Original concrete building of Westyard Distribution Center in Manhattan

reskinned structure after transformation of Westyard Distribution Center in Manhattan


The reskinned structure (bottom) represents a dramatic transformation from the original concrete building (top, shown in 1969).

In the nearly 50 years since it opened, both the building, also known as 450 West 33rd, and its neighborhood have changed dramatically. During the 1980s, the facade’s precast-concrete infill panels—into which the windows were integrated—were sheathed in brown-colored metal siding, and the remaining concrete painted beige. The once handsome pile turned into a giant eyesore in what became a bleak part of town. (When the building was planned, then mayor John Lindsay optimistically called West Chelsea the “southern counterpart to Lincoln Center.”)

But the building had an incredible asset—immense floor plates that range from nearly 90,000 to over 120,000 square feet. In recent years, the huge Hudson Yards and Manhat­tan West developments began to go up immediately surrounding 450 West 33rd, while the elevated rail line just across 10th Avenue was transformed into the High Line park. The former warehouse building, which included floors for light manufacturing, came to be seen as a perfect space to attract higher-paying commercial tenants—as soon as something could be done about its exterior.

Brookfield, developers of Manhattan West, which comprises 7 million square feet of office, retail, apartments, and a boutique hotel in several buildings, acquired 450 West 33rd, rebranding it as Five Manhattan West. It hired Brooklyn-based REX in 2011 to reimagine the enclosure. “The decision to reclad it entirely in glass was driven by a recognition that the market demands natural light,” explains John Durschinger, senior vice president for global design at Brookfield. Since the floor plates are so large, floor-to-ceiling glass was required to get daylight deep inside. “Creative companies that tend to have open-plan offices really value that.”

The building’s sloping sides presented several obstacles, from both an aesthetic and practical point of view. Simply allowing the glass to conform to the existing geometry would have made the new building look like a truncated version of the glassy, pyramid-shaped Luxor Hotel in Las Vegas. What is more important, the majority of the perimeter walls were canted at a 20-degree angle. To provide minimum height for accessible paths of travel required by current code—avoiding head-strike conditions—a sizable floor area would be unleasable. Rather than create a stepped-back facade where snow, ice, and bird droppings could accumulate over the narrow horizontal portions, REX, together with facade consultant Front and executive architect Adamson Associates, pushed the glass panels out in a large horizontal pleat so that the pleat’s joint is above head-strike range.

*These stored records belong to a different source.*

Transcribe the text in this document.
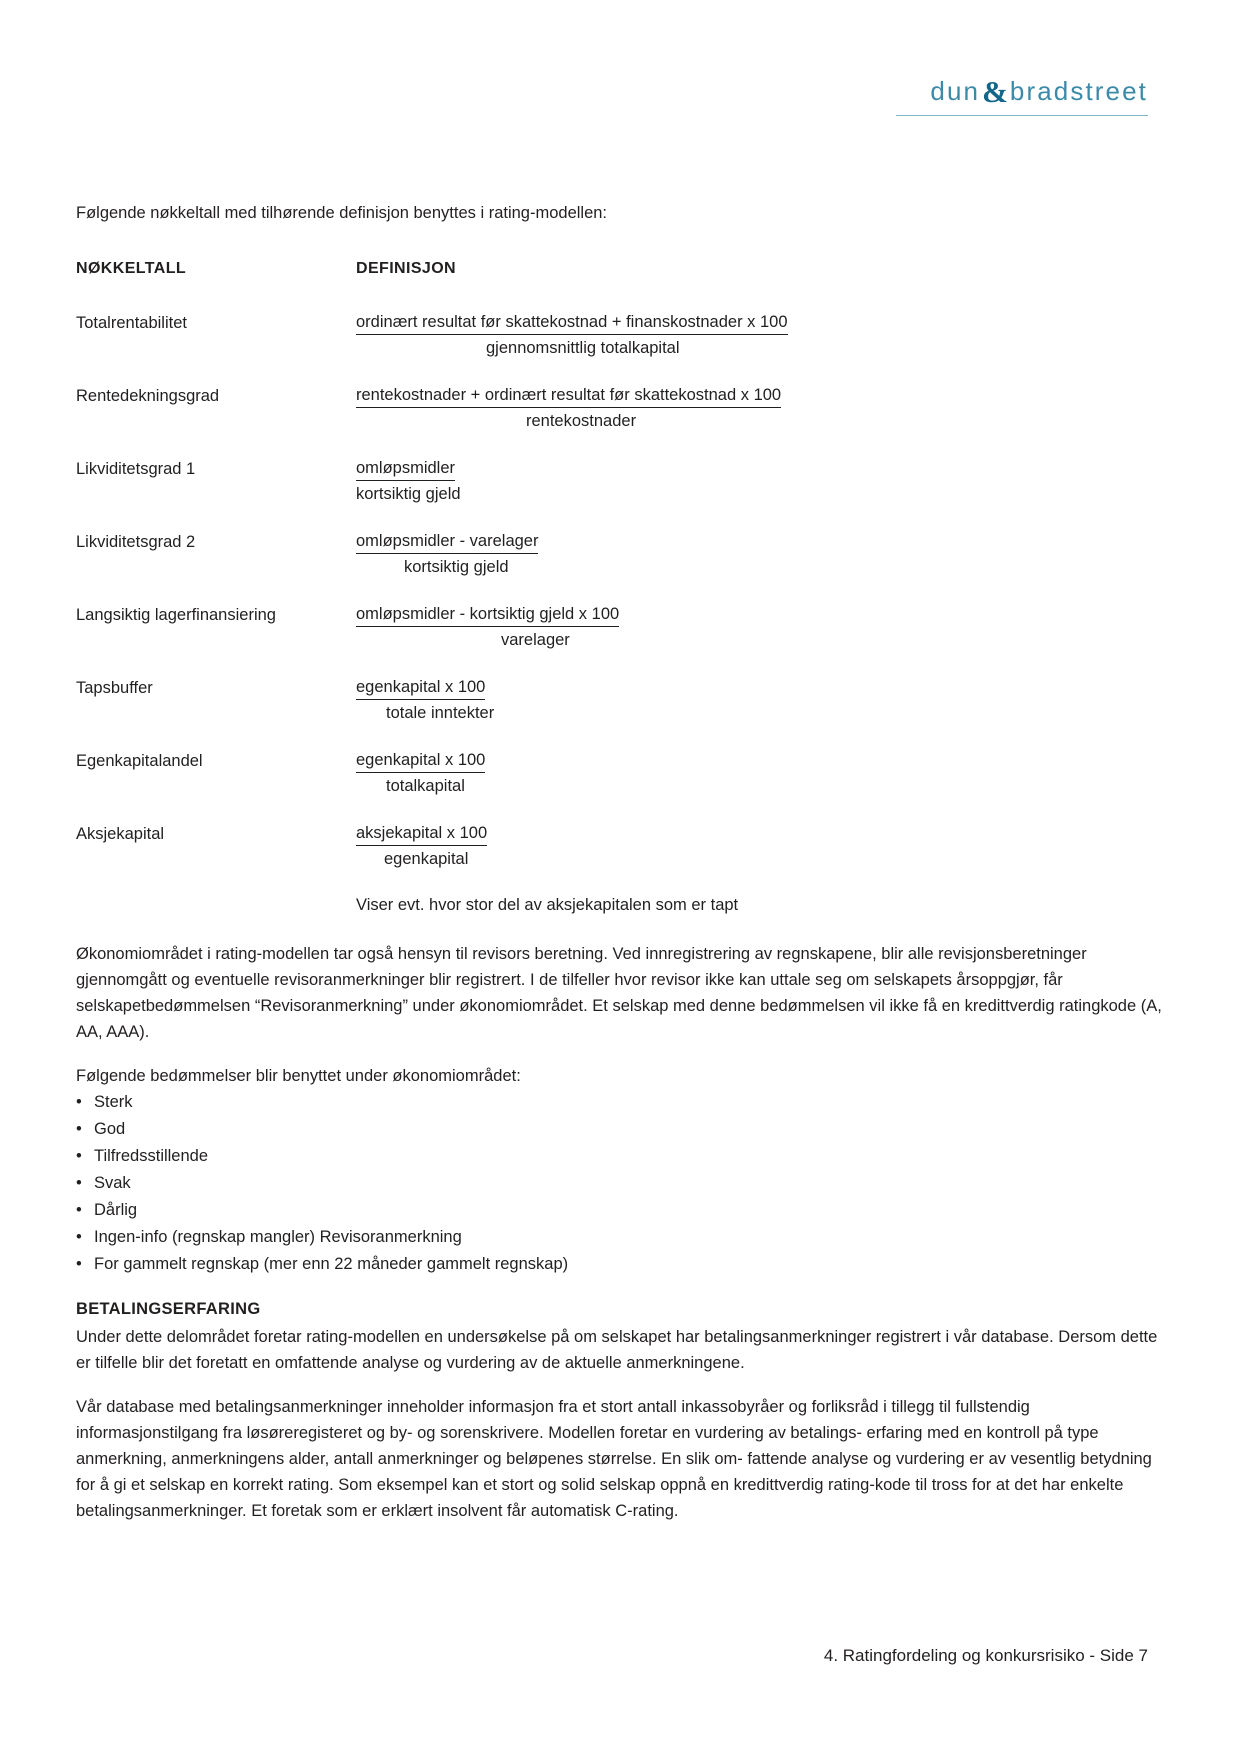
dun & bradstreet

Følgende nøkkeltall med tilhørende definisjon benyttes i rating-modellen:

NØKKELTALL	DEFINISJON
Totalrentabilitet	ordinært resultat før skattekostnad + finanskostnader x 100
gjennomsnittlig totalkapital

Rentedekningsgrad	rentekostnader + ordinært resultat før skattekostnad x 100
rentekostnader

Likviditetsgrad 1	omløpsmidler
kortsiktig gjeld

Likviditetsgrad 2	omløpsmidler - varelager
kortsiktig gjeld

Langsiktig lagerfinansiering	omløpsmidler - kortsiktig gjeld x 100
varelager

Tapsbuffer	egenkapital x 100
totale inntekter

Egenkapitalandel	egenkapital x 100
totalkapital

Aksjekapital	aksjekapital x 100
egenkapital

	Viser evt. hvor stor del av aksjekapitalen som er tapt

Økonomiområdet i rating-modellen tar også hensyn til revisors beretning. Ved innregistrering av regnskapene, blir alle revisjonsberetninger gjennomgått og eventuelle revisoranmerkninger blir registrert. I de tilfeller hvor revisor ikke kan uttale seg om selskapets årsoppgjør, får selskapetbedømmelsen “Revisoranmerkning” under økonomiområdet. Et selskap med denne bedømmelsen vil ikke få en kredittverdig ratingkode (A, AA, AAA).

Følgende bedømmelser blir benyttet under økonomiområdet:

• Sterk
• God
• Tilfredsstillende
• Svak
• Dårlig
• Ingen-info (regnskap mangler) Revisoranmerkning
• For gammelt regnskap (mer enn 22 måneder gammelt regnskap)
BETALINGSERFARING

Under dette delområdet foretar rating-modellen en undersøkelse på om selskapet har betalingsanmerkninger registrert i vår database. Dersom dette er tilfelle blir det foretatt en omfattende analyse og vurdering av de aktuelle anmerkningene.

Vår database med betalingsanmerkninger inneholder informasjon fra et stort antall inkassobyråer og forliksråd i tillegg til fullstendig informasjonstilgang fra løsøreregisteret og by- og sorenskrivere. Modellen foretar en vurdering av betalings- erfaring med en kontroll på type anmerkning, anmerkningens alder, antall anmerkninger og beløpenes størrelse. En slik om- fattende analyse og vurdering er av vesentlig betydning for å gi et selskap en korrekt rating. Som eksempel kan et stort og solid selskap oppnå en kredittverdig rating-kode til tross for at det har enkelte betalingsanmerkninger. Et foretak som er erklært insolvent får automatisk C-rating.

4. Ratingfordeling og konkursrisiko - Side 7
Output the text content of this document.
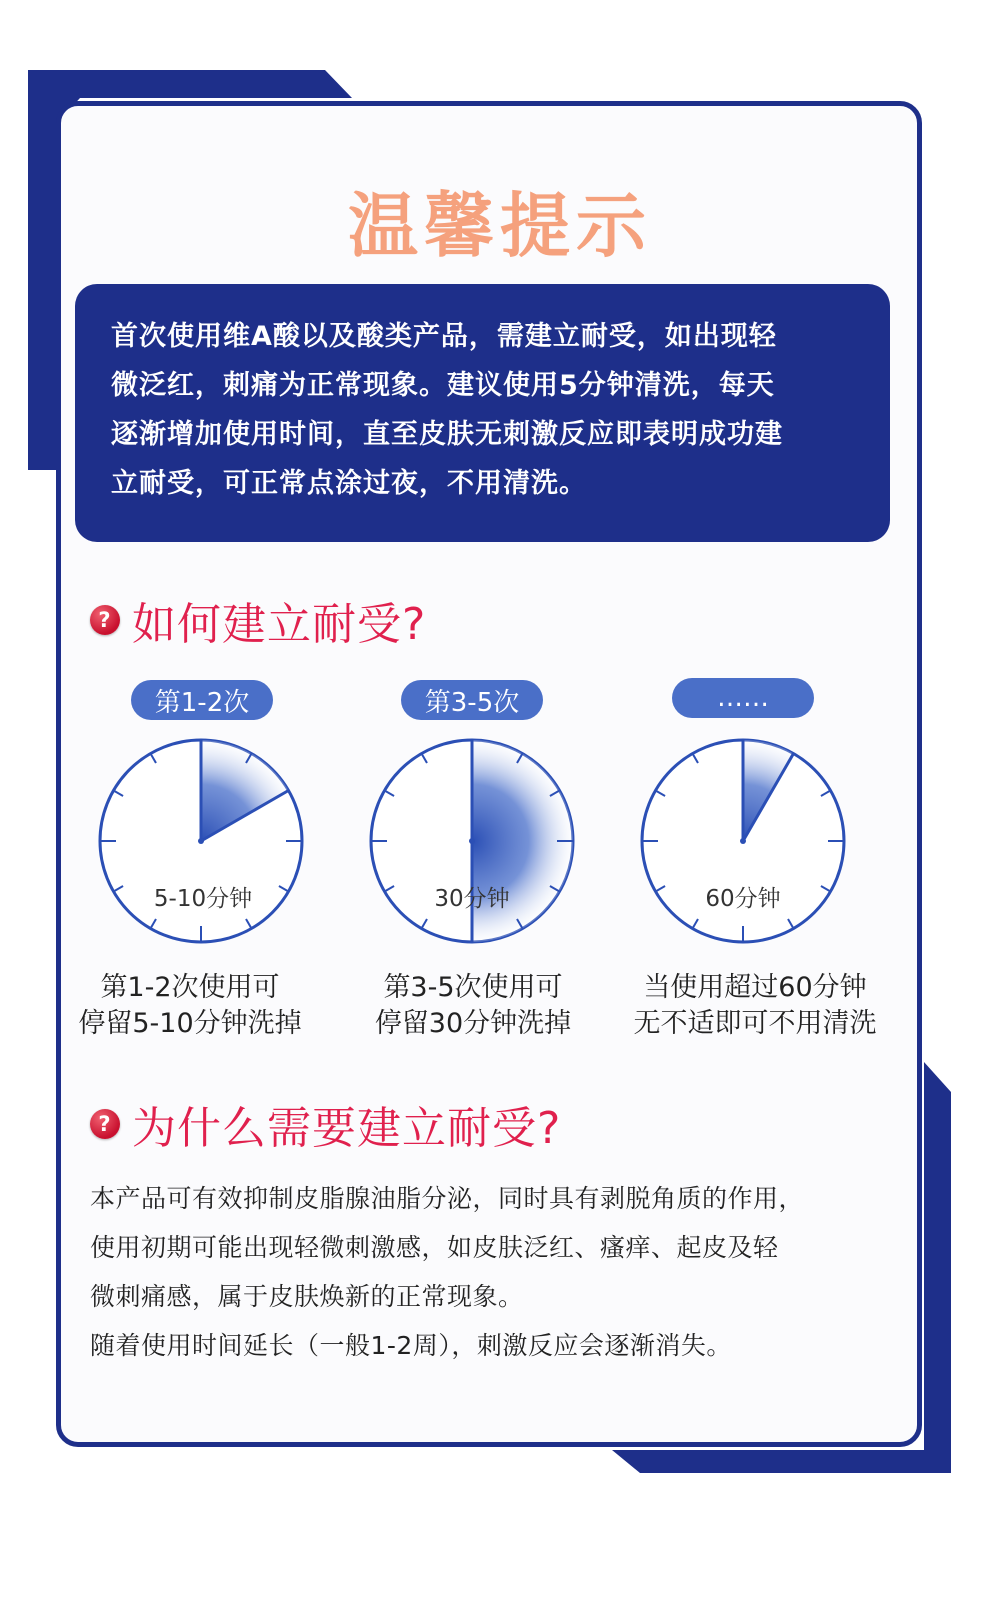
温馨提示
首次使用维A酸以及酸类产品，需建立耐受，如出现轻
微泛红，刺痛为正常现象。建议使用5分钟清洗，每天
逐渐增加使用时间，直至皮肤无刺激反应即表明成功建
立耐受，可正常点涂过夜，不用清洗。
? 如何建立耐受?
第1-2次	第3-5次	……
5-10分钟	30分钟	60分钟
第1-2次使用可
停留5-10分钟洗掉
第3-5次使用可
停留30分钟洗掉
当使用超过60分钟
无不适即可不用清洗
? 为什么需要建立耐受?
本产品可有效抑制皮脂腺油脂分泌，同时具有剥脱角质的作用，
使用初期可能出现轻微刺激感，如皮肤泛红、瘙痒、起皮及轻
微刺痛感，属于皮肤焕新的正常现象。
随着使用时间延长（一般1-2周），刺激反应会逐渐消失。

Working on a building completed almost five decades ago meant working with drawings done on vellum and reproduced on blueprints that disintegrate over time. The structure itself also went through all kinds of renovations over the years, including ones that touched the enclosure—but were only partially or incorrectly documented. “On a daily basis, we found things that no one knew existed,” says REX principal Joshua Prince-Ramus. In one instance, a building survey along the 10th Avenue side of the structure was inaccurate, so an element of the facade there that was designed to 17 inches in the renovation needed to be reduced to under 4 inches. Of course, such unforeseen conditions are typical with retrofit projects. But REX embraced that reality as part of the design. “Instead of worrying about whether the floor slabs were poured to the proper tolerances or whether they had deflected over time, and instead of trying to create a curtain wall in which we would use slab embeds to hold it up, we decided to avoid that entire possible problem and create our own elements.” (Structural engineers at SOM, also part of the design team, advised that the existing structure would be unable to satisfy the deflection criteria.)